Ribosomal stress is known to increase cancer risk, and we found that inhibition of kinase PIM1 attenuated PC3 cell growth and motility following the condensed cellular body and decreased protein translation in PIM1-inhibited cells. Additionally, PIM1 could regulate the expression of RPS7 through enhancing the protein stability of c-Myc, and enhancing RPS7 expression reversed the condensed cellular body and decreased protein translation resulted from PIM1 inhibition. Abstract Ribosomal stress is known to increase cancer risk; however, the molecular mechanism underlying its various effects on cancer remains unclear. To decipher this puzzle, we investigated the upstream signaling pathway that might be involved in promoting ribosomal stress that leads to tumor progression. Our results suggested that inhibition of kinase PIM1 attenuated PC3 cell growth and motility following the condensed cellular body and decreased protein translation in PIM1-inhibited cells. In addition, PIM1 was found to be a component of the small 40S ribosomal subunit and could regulate the expression of ribosomal small subunit protein 7 (RPS7).
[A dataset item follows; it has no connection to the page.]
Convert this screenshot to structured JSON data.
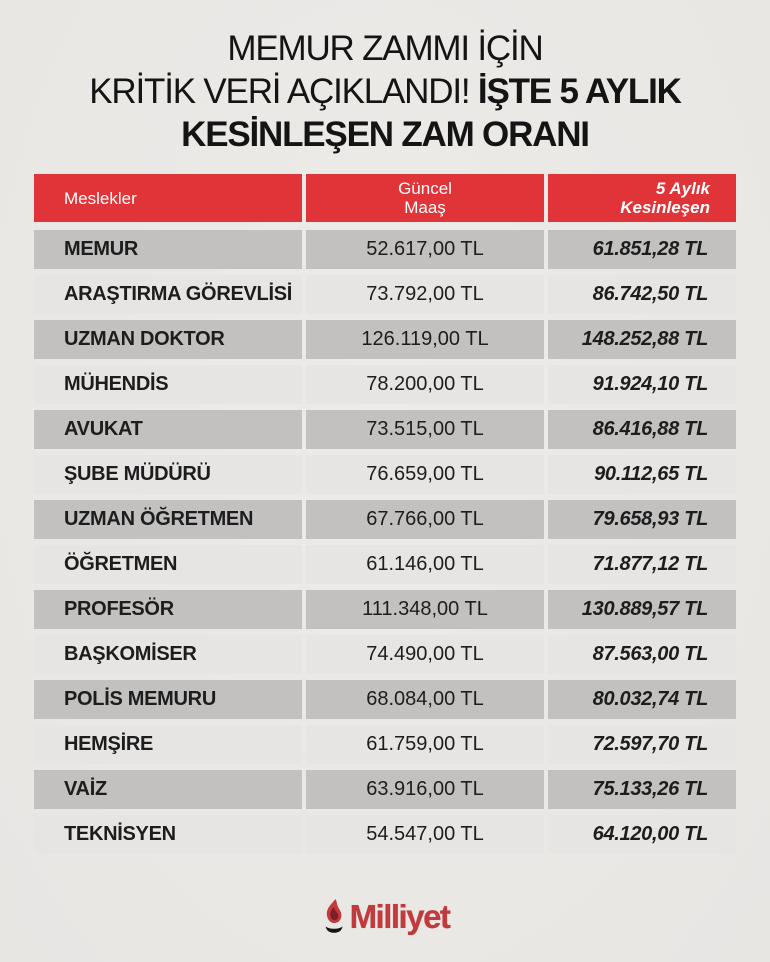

Our investigation also revealed that PIM1 enhanced the protein stability of c-Myc. Furthermore, a functional E-box motif was found upstream of the transcription start site in RPS7, and RPS7 has been proven to be a transcriptional target of c-Myc. Additionally, knocking down RPS7 dramatically reduced cell growth in vitro and in vivo, whereas enhancing RPS7 expression reversed the condensed cellular body and decreased protein translation resulted from PIM1 inhibition. Finally, biochemical recurrence-free survival and overall survival analysis indicated that the concomitant upregulation of PIM1 and RPS7 correlated with the worst prognosis of prostate cancer (PCa). Overall, our results demonstrated that kinase PIM1 promotes cell growth through c-Myc-RPS7-induced ribosomal stress in PCa. These findings substantially expanded our understanding on the molecular mechanism of PIM1-promoted abnormal ribosomal biosynthesis in tumorigenesis and tumor progression in PCa. Therapies that target molecules involved in PIM1-RPS7-induced ribosomal stress could provide a promising approach to treating PCa.